Whiting in 2014 purchased Kodiak Oil & Gas for $3.8 billion, which made it the state’s largest producer at the time. It also purchased 55,000 net acres from Oasis Petroleum last year for $130 million, the Foreman Butte in McKenzie County.
Wells drilled in the Foreman Butte have performed well, Holly said.
“The reduction of old guidance is a function of above-ground constraints,” he said.
North Dakota’s Department of Mineral Resources reported an 81 percent gas capture rate in May, but the target was 88 percent, Holly pointed out.
To stay within that, Whiting officials estimated self-restriction of production totaling about 2,000 barrels per day.
In that region, a gas plant was expected to come online last November but did not make it by then, Department of Mineral Resources Director Lynn Helms said. The plant, Little Missouri 4, is still not fully operational, and won’t be until the Elk Creek NGL line that ONEOK is constructing is completed.
Whiting officials also said during the company’s second quarter earnings call that they lost 1,000 barrels per day due to unexpected downtime. That included spring flooding on the east bank of the Yellowstone, which caused some wells to be shut in temporarily and incurred unanticipated expense.
While success in the newly acquired Foreman Butte was touted during Whiting’s earnings call and will add 100 high-quality drilling locations to Whiting’s inventory, the constraints in that region of McKenzie County will mean further development of the acreage must wait.
The company said it would shift more of its activity to the Sanish, in Mountrail County, where it has more takeaway capacity to help meet year-end guidance.
Whiting last month dropped a rig, and said it will be dropping one hydraulic fracturing crew toward the end of the quarter. It was not clear from the earnings call if the quarter referred to is the second or third. A public relations employee for the company said they would not provide any details beyond those provided in the press release and earnings call.
Whiting officials also said they will finish this year with 10 more than their usual 40 drilled but uncompleted wells.

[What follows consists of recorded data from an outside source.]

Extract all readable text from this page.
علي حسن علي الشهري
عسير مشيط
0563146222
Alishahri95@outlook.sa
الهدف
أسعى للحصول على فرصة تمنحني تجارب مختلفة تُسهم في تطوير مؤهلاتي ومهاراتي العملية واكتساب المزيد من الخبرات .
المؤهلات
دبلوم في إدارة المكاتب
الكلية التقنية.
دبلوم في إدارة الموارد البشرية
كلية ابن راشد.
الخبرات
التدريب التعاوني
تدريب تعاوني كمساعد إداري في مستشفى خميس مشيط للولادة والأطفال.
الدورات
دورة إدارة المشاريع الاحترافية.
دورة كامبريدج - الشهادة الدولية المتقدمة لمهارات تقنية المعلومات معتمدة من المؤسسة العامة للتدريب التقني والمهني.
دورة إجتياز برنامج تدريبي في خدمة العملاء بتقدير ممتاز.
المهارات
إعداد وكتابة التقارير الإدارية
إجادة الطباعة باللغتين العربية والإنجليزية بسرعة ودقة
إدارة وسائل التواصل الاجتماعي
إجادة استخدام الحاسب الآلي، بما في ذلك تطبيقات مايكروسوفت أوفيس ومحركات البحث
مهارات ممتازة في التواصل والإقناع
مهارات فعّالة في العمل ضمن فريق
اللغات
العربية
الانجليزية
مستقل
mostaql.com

While 2,000 barrels per day of self-restricted production doesn’t seem like a large amount, Helms pointed out it is still a constraint on growth. That, in general, can hinder a company’s ability to meet its financial targets.
But whether the layoffs herald a trend due to constrained infrastructure in the Bakken is unclear.

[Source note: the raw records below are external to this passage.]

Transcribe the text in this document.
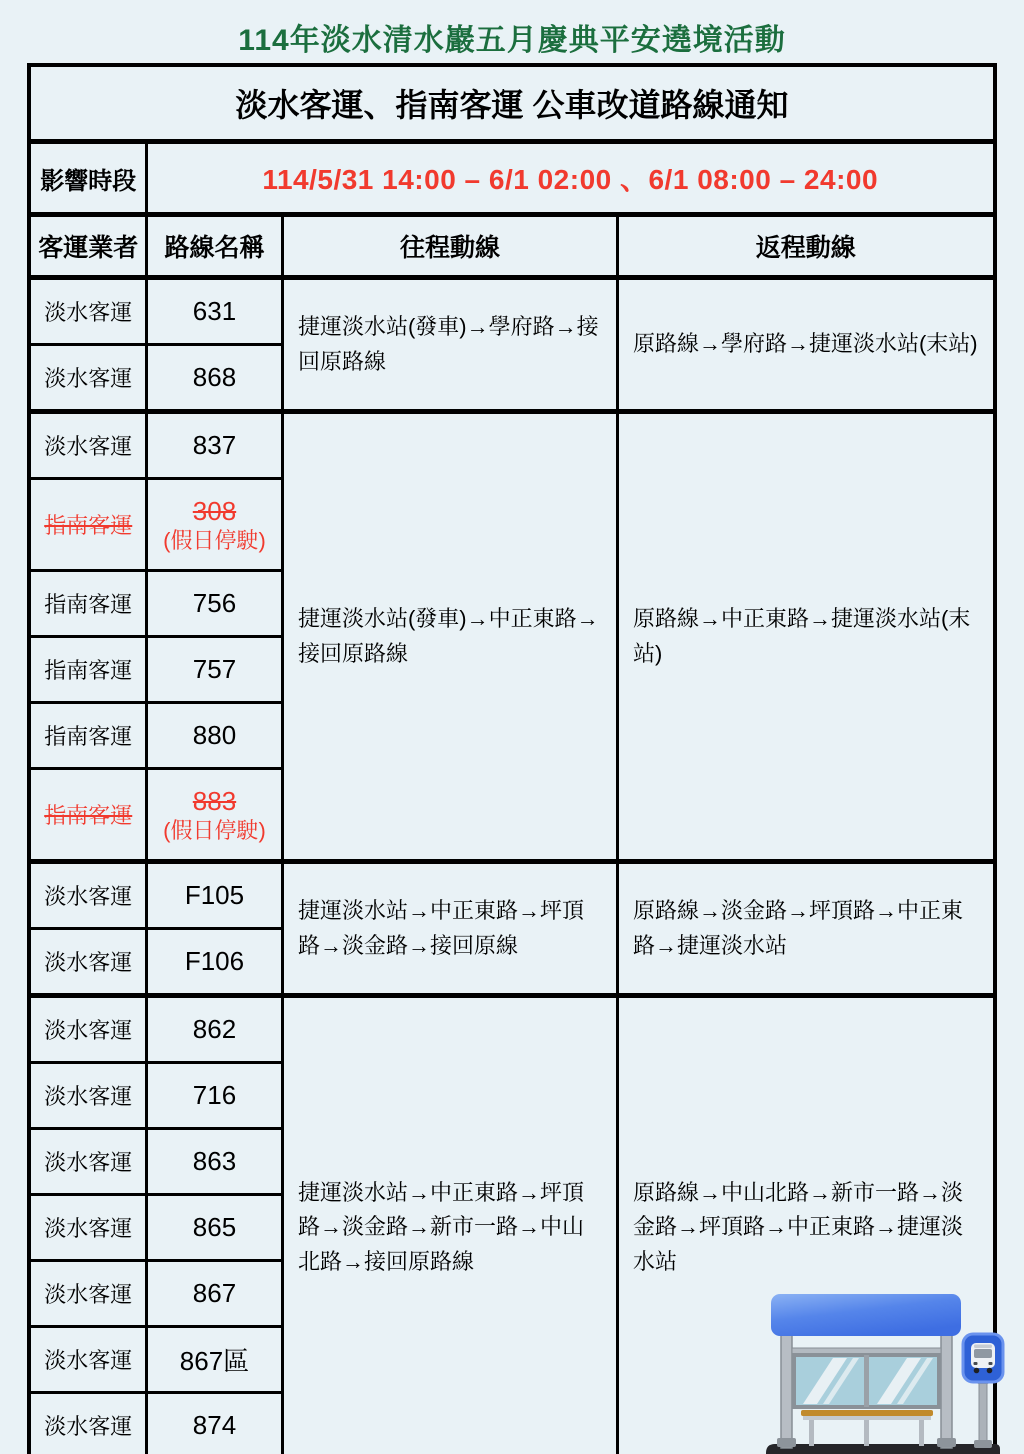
114年淡水清水巖五月慶典平安遶境活動
淡水客運、指南客運 公車改道路線通知			
影響時段	114/5/31 14:00 – 6/1 02:00 、6/1 08:00 – 24:00		
客運業者	路線名稱	往程動線	返程動線
淡水客運	631	捷運淡水站(發車)→學府路→接回原路線	原路線→學府路→捷運淡水站(末站)
淡水客運	868		
淡水客運	837	捷運淡水站(發車)→中正東路→接回原路線	原路線→中正東路→捷運淡水站(末站)
指南客運	308
(假日停駛)		

指南客運	756		
指南客運	757		
指南客運	880		
指南客運	883
(假日停駛)		

淡水客運	F105	捷運淡水站→中正東路→坪頂路→淡金路→接回原線	原路線→淡金路→坪頂路→中正東路→捷運淡水站
淡水客運	F106		
淡水客運	862	捷運淡水站→中正東路→坪頂路→淡金路→新市一路→中山北路→接回原路線	原路線→中山北路→新市一路→淡金路→坪頂路→中正東路→捷運淡水站

淡水客運	716		
淡水客運	863		
淡水客運	865		
淡水客運	867		
淡水客運	867區		
淡水客運	874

“We could (see more layoffs),” he said. “I don’t know with regards to infrastructure constraints, because we are getting so close to all this stuff coming online. But capital is definitely constrained because of lower oil prices.”

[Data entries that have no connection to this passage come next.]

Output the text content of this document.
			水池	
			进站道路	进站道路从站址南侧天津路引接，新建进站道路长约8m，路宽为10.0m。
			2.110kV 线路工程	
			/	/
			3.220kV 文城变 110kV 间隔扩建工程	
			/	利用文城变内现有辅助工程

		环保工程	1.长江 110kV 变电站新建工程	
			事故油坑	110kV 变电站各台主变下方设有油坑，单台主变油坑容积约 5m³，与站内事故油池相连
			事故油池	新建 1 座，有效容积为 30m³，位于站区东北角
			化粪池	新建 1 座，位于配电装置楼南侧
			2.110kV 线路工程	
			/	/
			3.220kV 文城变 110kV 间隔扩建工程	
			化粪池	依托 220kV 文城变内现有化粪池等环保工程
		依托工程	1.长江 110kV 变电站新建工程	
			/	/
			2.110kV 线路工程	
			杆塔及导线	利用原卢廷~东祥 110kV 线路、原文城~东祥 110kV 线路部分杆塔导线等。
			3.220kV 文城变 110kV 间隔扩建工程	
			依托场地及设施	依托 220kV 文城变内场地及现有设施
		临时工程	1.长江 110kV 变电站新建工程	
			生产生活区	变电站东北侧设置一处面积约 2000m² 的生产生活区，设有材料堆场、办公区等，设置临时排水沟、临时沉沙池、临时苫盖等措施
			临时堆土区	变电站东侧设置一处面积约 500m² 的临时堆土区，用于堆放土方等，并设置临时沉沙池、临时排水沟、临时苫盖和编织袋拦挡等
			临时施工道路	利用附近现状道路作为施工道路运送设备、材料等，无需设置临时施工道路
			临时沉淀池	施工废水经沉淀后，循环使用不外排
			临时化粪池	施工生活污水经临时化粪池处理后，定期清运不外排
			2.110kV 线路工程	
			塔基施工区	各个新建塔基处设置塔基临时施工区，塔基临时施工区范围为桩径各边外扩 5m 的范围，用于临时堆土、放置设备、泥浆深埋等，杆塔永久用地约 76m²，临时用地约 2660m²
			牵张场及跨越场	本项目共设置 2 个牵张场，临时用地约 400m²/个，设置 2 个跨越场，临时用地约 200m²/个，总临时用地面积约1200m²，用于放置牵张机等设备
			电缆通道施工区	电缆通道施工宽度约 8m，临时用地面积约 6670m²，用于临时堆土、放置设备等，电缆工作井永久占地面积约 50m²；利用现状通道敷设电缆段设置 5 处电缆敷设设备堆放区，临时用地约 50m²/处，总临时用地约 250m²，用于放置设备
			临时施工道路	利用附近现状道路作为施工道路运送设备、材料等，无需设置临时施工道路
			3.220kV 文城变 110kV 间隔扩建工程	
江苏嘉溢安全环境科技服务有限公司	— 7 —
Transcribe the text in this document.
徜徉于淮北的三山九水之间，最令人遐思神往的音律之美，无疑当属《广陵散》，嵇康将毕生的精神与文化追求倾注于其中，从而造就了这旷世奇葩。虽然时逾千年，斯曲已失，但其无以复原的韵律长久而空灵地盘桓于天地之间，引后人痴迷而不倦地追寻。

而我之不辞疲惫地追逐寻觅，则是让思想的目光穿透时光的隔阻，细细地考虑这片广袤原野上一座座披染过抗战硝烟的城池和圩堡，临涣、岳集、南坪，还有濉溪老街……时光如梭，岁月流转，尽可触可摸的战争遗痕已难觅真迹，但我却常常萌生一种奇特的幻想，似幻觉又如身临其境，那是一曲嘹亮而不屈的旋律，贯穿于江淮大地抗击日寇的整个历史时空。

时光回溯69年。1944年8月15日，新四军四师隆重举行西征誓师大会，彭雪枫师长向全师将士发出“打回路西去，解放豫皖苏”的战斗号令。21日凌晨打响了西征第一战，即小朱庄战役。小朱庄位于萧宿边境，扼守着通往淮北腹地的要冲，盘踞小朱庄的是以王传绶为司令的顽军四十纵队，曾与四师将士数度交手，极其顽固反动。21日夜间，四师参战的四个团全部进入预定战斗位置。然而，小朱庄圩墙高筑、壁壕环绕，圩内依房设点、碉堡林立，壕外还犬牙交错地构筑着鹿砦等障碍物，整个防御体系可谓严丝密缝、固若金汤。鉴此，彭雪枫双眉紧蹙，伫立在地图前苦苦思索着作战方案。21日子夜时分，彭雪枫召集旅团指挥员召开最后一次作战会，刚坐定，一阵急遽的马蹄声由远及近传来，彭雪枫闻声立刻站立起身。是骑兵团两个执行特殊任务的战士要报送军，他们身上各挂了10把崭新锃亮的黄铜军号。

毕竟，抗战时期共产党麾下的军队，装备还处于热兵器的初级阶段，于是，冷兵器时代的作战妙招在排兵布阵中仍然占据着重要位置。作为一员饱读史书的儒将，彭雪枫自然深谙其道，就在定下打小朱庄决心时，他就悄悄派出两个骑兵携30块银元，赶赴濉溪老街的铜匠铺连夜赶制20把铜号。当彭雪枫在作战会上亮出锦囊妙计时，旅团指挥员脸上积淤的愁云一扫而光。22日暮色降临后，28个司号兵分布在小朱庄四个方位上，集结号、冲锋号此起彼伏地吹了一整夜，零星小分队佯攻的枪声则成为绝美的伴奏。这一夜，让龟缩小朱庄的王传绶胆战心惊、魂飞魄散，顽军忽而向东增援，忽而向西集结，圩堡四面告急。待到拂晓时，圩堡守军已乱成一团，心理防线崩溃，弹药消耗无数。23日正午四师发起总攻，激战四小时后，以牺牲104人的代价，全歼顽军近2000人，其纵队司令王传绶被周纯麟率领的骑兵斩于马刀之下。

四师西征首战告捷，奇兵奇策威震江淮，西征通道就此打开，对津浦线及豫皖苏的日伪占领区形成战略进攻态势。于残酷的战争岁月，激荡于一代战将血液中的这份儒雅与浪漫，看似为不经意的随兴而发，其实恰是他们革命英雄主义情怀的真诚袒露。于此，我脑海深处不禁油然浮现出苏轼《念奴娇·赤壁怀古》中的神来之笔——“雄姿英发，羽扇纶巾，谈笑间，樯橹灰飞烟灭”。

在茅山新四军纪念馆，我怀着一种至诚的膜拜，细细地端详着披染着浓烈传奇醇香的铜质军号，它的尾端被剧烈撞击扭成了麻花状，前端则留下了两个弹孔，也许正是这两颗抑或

Helms said Whiting had told him in earlier conversations that new efficiencies will allow them to reduce its rig and its hydraulic fracturing crews by one each and still drill and complete the same number of wells.
“That would indicate there will be other companies doing some of this,” Helms said.
The midstream, meanwhile, seems to be on schedule as far as a 2020 rollout of nearly a billion cubic feet per day of natural gas processing capacity.
“We have met with three of the major midstream companies, and we have more of those meetings to come this month,” Helms said. “It looks like the midstream projects are on track. If that is the case, we should be out of this constraint problem by the first of the year.”
That will create a window of about two and one-half years with adequate gas processing and NGL takeaway, Helms added.
After that, the state will need about 1.275 billion more cfd — three times what has so far been announced, which totals 425 million cfd. Those newly announced projects include Hess-Tioga, XTO Nesson, and ONEOk’s Bear Creek expansion.
“That’s what we’ll need to really stay ahead of the curve and continue at 91 percent capture with the production growth we anticipate,” Helms said.